The math and the logic always make sense. Put in the time now, get the reward later. We’re even taught that the ability to delay gratification is a form of maturity, and the desire for instant gratification is a childish longing that we ought to grow out of with age.

The irony is that while the math of delayed gratification adds up on paper, in real life it rarely seems to work that way. Yes, we can skip a few bike rides in order to let our legs recover… only to get to the planned weekend ride and have the skies open up and pour rain, or what was a set of sniffles transform into a full-blown knock-you-onto-the-couch head cold.

We try to delay gratification for the hope of an even better life in the future, and while I want to think that the spreadsheet knows best, the spreadsheet can never account for all of the actual happenings and random chance events in the real world.

Those random chance events? Collectively we refer to them as “life." 

This year, more than any other year, has forced me to redefine what it means for me to be outside in nature, living fully immersed in the moment, connected to the rawness of my own existence. Or perhaps, this year hasn't forced me to redefine this type of visceral experience, but rather rediscover something that perhaps I had lost. 

For years when I faced injury, I would focus on recovering. Returning to what I had been doing before. All of my energy would be channeled into not only rehabilitation, but longing for something I had lost—if but temporarily.
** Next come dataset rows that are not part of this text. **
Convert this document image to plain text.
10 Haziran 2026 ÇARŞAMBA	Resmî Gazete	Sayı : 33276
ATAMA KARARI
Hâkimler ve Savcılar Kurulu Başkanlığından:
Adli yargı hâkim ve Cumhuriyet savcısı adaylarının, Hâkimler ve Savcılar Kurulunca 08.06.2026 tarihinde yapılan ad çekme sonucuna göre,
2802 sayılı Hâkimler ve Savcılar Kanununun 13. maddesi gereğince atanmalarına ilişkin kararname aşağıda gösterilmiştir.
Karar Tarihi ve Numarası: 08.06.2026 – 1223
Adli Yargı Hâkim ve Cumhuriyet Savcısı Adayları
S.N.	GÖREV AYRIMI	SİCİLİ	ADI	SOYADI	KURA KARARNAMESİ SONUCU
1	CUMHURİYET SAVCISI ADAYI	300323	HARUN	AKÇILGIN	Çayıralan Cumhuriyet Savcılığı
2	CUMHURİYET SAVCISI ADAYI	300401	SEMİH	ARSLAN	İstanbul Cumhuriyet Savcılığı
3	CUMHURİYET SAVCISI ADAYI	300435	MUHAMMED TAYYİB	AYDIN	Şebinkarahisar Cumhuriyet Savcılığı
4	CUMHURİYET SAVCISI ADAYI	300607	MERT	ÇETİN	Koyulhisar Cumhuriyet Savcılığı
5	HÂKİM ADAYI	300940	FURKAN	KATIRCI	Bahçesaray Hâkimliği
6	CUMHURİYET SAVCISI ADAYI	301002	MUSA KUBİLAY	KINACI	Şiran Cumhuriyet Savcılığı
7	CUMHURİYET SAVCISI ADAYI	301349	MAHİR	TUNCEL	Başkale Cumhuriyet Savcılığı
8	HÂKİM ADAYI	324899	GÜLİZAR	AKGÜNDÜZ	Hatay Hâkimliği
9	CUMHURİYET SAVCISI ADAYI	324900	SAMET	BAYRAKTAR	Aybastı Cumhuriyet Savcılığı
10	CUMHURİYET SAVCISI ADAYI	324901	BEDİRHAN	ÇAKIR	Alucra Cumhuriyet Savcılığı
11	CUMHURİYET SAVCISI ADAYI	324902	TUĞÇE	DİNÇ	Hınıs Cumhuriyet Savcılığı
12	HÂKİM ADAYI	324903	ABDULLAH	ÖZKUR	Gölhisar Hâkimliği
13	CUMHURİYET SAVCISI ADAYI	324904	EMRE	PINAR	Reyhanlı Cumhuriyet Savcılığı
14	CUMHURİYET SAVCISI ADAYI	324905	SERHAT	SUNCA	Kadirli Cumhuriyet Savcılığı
While I think I personally need that drive in order to return to the things I am most passionate about, this year I have found myself dissatisfied with the idea of simply waiting around to get better. Part of this, granted, was likely forced upon me by an unexpectedly protracted recovery period… from my perspective. 

The point here is that I am no longer willing to simply wait around for my situation to improve. I’m not even willing to be satisfied with just working slowly toward improvement in my own situation. Instead, I have been asking myself, “what can I do with the amount of wellness that I have, right here and right now, in order to go outside and live?”


While planning for the future and working toward what will hopefully be an even better future is a part of life, at the same time, the only moment we are guaranteed is the moment that we are presently in. How can we make the most of it?